The oncologist looked to my wife and said, “Your husband has Double-hit, non-Hodgkin’s Large Diffused B cell, stage IV Lymphoma. It shows up in about 70% of his bone marrow. This is a super-aggressive cancer.” Translated for me, “Your husband is a very sick man.”
The prognosis was no better news than the diagnosis. “He may not live through the first chemotherapy treatment of five days.” Translated for me, “You’re close to pushin’ up daisies.”
Like medical treatment you want done well—and done well the first attempt—so with your belief system. You want it to work well, and the less pain the better. We live in a culture with too much to live with and too little to live for… more interested in how we look than how we see.
A friend told me, “In order to make a man, God breaks a man.” (That’s comforting, isn’t it?! There’s a nice poetic ring to it.) Maybe it’s like a slingshot—God pulls us back to propel us forward. It reminded me of the tale of the parrot, chicken, and eagle, each with a different approach to life’s problems. One talked a lot; one flew a little; and one soared. It’s one thing to flap your mouth (talk), or even flap your wings (do a little). It’s another thing to soar (rise above).

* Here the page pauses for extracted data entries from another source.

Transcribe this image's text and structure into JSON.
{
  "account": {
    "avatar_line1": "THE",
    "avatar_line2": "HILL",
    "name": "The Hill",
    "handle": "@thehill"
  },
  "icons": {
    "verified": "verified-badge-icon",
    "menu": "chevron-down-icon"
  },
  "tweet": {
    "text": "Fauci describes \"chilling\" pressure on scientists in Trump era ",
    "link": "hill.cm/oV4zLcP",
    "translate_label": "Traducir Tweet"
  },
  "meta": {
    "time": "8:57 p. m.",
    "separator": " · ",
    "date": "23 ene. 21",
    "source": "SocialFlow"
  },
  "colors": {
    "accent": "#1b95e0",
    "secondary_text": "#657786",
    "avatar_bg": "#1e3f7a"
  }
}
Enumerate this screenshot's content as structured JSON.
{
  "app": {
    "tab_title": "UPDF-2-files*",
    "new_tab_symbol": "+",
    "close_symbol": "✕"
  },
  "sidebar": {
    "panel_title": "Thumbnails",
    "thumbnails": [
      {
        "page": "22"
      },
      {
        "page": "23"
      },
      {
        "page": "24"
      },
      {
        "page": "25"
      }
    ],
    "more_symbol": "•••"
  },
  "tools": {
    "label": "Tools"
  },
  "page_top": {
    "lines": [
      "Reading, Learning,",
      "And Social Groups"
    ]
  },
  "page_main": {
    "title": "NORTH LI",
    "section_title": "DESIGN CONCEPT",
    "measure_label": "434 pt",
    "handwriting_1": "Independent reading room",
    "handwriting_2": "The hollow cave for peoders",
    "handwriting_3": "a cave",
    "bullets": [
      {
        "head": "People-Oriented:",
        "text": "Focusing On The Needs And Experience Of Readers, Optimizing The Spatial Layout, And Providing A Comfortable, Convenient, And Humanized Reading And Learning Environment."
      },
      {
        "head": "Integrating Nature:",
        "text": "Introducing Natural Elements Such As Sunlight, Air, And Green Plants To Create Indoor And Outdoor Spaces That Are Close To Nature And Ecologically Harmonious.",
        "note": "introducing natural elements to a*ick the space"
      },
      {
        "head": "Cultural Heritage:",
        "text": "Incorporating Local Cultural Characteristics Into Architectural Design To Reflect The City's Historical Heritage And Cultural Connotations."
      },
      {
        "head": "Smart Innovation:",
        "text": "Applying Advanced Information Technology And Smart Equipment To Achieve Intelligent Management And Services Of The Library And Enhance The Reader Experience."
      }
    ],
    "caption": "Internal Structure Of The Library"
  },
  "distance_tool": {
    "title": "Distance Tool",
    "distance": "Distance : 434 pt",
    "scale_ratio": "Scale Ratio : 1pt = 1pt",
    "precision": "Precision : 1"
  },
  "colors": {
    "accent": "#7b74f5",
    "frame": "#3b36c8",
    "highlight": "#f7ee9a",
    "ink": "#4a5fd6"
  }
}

The following is how my life was Lost-‘n’-Found, from cancer diagnosis to remission. This is not a book on how to cure cancer. It is primarily a story of how cancer cured me. Yet the two concepts are complimentary. Perhaps from this reading you will gain fresh insights about soaring. Sure, there are always choices to be made—which doctor, which hospital, which treatment. But equally important is to choose to live with courage and humor and dignity rather than to be cranky and angry and wallow in self-pity. Maybe it will turn your life around; and I don’t mean from depressed and miserable to miserable and depressed.
Without cancer (or other major sting, challenge, trouble, crisis) life can seem like a game. We go ‘round and ‘round the board, passing “Go,” trying to collect all the money and gain all the property we can. But there comes a day when it’s all over—when Father Time has nibbled away all of what Mother Nature gave you—and like the game, someone will place you neatly in a box, close the lid, and put you away.
Confrontation with death can make a person determine the degree to which he or she is a genuine sinner or a fake saint. Was I more concerned about my income than my outcome? Did I have enough affinity for infinity? Did I practice what I preached, and could I preach anything I practiced? Maybe good could come from this.
Did I think Scripture was full of promises of God, or of premises about God? Did I merely believe in God or did I actually believe God? Did I just know what He said, or could I also hear Him speaking? Processing these concepts was difficult—not because of the paralysis of analysis, but because there’s no easy way to get there from here. And it takes time and challenges to create the environment for confronting and contemplating such questions.
It is easy to have faith when it is easy to have faith. You don’t need much faith. Just act on the faith you have. Fortunately, God has given each of us a measure of faith (Romans 12:3). It is “the substance of things hoped for, the evidence of things not seen” (Hebrews 11:1). Sure, there are always reasons to doubt. Faith is not acting without doubt, it is acting despite doubt. Learn to doubt your doubts, not your faith. My little faith was defined and refined somewhat, but it was still little faith.
This was not the script for my life that I would write, but who is to say it was not the right script? I would not want to repeat the experience, but there are some things only learned—and/or best learned—through suffering. Our lives can get stuffed with so much stuff, however good, with ceaseless motion and commotion, that the important is neglected. Suffering is like cleaning out your refrigerator: you discover items (usually in the back or under a stack) that have exceeded their shelf life and are no longer useful, wanted, or necessary. When God is all you have, it is then you realize that God is all you need. So hold tightly to God and loosely to everything else!
I was dying to live until I lived like I was dying. Don’t you think the Lord is just as concerned about the state of the living as He is about the state of the dead? There is:
• no pain He cannot relieve
• no sickness He cannot heal
• no problem He cannot solve
• no broken relationship He cannot fix.